LIVRO DE HERÓIS E HEROÍNAS DA PÁTRIA
No parecer, o MPF destaca também, como medida de reparação, o atendimento ao pedido de movimentos negros pela inscrição do almirante João Cândido no Livro dos Heróis e Heroínas da Pátria.
O Livro de Aço, como também é conhecido, foi criado em 1992 e fica abrigado no Panteão da Pátria, na Praça dos Três Poderes, com o objetivo de conferir justo título a pessoas que tiveram uma trajetória importante na formação de nossa história.
O pedido de inscrição já tramita na Comissão de Cultura da Câmara dos Deputados pelo PL 4046/2021 (originalmente PLS 340/2018), e já foi aprovado no Senado.
A ELITE DE CARTAS MARCADAS
O Brasil é um curioso ajuntamento de pessoas que, quando não estão dando voltas no mesmo lugar, estão dando largos passos atrás. Ano após ano, são sempre os mesmos enredos com melodias similares, mas diferentes executores.
Abaixo um excerto do livro “João Cândido“, de Fernando Granato, pela Selo Negro, 2010, Coleção Retratos do Brasil Negro, p. 123:
“No início dos anos 1970, os músicos Aldir Blanc e João Bosco compuseram a canção O Mestre Sala dos Mares em homenagem a esse herói popular. No entanto, por estar em plena vigência de uma ditadura militar, a composição sofreu censura dos órgãos repressores do governo e eles foram obrigados a mudar algumas partes dela: a expressão “Almirante Negro” foi substituída por “Navegante Negro” e surgiram novas palavras que nada tinham a ver com o tema retratado como ‘polacas, mulatas e baleias‘.

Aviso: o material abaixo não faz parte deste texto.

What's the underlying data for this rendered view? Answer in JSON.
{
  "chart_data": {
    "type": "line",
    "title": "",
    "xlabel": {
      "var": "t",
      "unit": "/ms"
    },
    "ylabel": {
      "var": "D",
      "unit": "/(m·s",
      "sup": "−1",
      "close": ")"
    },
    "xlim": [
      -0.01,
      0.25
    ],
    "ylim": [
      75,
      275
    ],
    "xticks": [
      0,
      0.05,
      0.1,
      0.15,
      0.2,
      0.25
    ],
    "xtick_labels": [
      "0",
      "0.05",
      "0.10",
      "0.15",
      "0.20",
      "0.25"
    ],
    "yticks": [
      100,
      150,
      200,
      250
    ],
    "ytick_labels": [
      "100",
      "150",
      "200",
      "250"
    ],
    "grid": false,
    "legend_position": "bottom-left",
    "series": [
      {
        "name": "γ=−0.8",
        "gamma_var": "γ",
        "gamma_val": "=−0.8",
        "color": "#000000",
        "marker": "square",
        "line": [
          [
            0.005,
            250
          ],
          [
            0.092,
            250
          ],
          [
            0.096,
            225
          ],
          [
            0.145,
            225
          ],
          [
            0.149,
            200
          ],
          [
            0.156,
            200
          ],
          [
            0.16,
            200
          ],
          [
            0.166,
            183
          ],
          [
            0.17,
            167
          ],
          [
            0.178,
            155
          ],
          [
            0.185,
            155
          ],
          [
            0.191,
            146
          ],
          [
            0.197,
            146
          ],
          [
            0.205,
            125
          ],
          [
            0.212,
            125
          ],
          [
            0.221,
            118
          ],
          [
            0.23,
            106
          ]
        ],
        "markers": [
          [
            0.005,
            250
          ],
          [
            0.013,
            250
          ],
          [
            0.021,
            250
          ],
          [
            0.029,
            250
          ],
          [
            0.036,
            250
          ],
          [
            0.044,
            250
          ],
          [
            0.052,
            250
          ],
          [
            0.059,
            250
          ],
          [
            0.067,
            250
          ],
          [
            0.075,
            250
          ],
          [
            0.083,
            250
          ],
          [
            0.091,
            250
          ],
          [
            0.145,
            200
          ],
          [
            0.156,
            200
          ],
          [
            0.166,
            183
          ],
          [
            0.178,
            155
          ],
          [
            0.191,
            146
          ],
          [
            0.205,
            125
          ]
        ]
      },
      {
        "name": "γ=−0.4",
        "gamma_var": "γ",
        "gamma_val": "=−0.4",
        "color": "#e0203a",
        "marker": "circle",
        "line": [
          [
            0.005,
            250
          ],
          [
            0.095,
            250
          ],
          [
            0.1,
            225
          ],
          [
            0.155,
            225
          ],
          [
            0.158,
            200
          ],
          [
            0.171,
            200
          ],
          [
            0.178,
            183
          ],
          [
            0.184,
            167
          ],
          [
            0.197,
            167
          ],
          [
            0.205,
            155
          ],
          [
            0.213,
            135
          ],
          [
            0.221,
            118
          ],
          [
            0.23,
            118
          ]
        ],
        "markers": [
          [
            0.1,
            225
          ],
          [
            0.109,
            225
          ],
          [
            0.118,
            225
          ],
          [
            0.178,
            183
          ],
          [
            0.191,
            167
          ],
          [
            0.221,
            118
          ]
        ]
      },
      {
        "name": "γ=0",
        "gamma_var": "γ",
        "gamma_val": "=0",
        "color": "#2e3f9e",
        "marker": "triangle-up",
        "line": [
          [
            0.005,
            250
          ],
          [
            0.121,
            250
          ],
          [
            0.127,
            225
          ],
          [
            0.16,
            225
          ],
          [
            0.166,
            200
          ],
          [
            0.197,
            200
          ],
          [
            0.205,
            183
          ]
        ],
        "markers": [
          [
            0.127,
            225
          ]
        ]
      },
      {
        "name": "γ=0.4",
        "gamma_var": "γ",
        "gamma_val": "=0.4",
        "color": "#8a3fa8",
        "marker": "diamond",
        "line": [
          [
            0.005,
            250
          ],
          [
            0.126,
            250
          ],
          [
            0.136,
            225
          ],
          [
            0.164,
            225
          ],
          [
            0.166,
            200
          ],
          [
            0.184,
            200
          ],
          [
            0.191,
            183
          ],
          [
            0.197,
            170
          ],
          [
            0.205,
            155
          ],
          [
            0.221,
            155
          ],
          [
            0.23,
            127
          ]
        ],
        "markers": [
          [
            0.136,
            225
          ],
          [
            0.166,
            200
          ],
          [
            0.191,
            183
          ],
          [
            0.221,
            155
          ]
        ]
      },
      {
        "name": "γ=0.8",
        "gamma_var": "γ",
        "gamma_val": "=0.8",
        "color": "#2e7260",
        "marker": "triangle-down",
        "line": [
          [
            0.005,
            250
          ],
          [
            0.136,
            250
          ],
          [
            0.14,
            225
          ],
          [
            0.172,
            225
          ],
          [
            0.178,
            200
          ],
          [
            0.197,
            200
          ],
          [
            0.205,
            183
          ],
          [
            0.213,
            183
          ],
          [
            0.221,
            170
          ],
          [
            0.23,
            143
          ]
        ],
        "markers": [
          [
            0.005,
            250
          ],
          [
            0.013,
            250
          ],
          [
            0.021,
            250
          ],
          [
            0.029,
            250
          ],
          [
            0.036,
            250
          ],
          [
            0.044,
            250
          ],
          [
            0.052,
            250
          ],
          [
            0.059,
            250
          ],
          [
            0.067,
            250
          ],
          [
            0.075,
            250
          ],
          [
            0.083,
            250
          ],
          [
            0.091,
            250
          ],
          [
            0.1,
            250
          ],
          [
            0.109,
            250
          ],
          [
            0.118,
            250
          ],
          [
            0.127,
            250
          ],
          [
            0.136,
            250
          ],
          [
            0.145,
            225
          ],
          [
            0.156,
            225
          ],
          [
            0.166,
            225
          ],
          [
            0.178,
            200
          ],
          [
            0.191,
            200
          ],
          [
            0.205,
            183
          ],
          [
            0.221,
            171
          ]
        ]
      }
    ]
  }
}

“O compositor Aldir Blanc, já falecido, dissera em uma entrevista como a censura atuou na música:
‘O cara chegou com a letra na mão e me disse: o que tá pegando mais não é o lado político, e sim a questão da exaltação da raça, porque essa música faz uma tremenda apologia ao negro‘“.
No primeiro ano do governo mais militarizado da história, tramitava o PLS 340/2018, cujo objetivo era inscrever o nome de João Cândido Felisberto no “Livro de Aço“. Em abril daquele ano, o deputado Eduardo Bolsonaro (PL), presidente da Comissão de Relações Exteriores e de Defesa Nacional assinou o REQ-1291-2019, que solicitava inclusão da CREDN na apreciação do PLS 340/2018.
A deputada Benedita da Silva (PT) relatora do Projeto de Lei nº 4.046, de 2021 – que , segundo ela, era “praticamente idêntico ao PL 1.744″ optou por aprovar o primeiro – que se encontrava para apreciação na Câmara como casa revisora e, portanto, em estágio mais avançado de tramitação – e rejeitou o segundo.
Neste ano de 2023, foi redigido novo REQ n.1175/2023, que requeria a mesmíssima coisa que Eduardo Bolsonaro almejava em 2019, isto é, a inclusão da Comissão de Relações Exteriores e de Defesa Nacional no despacho inicial aposto ao Projeto de Lei nº 4046, de 2021.
Quem foi o relator? Vinicius Rapozo de Carvalho, deputado federal (Podemos). Ele foi matéria na Revista Sociedade Militar em 2019, por ter admitido em público que fora escolhido diretamente pelos comandantes das Forças Armadas para ser o Relator do PL 1.645/2019. Esse PL se tornou a Lei 13.954/2019, apontada como tendo beneficiado a cúpula armada.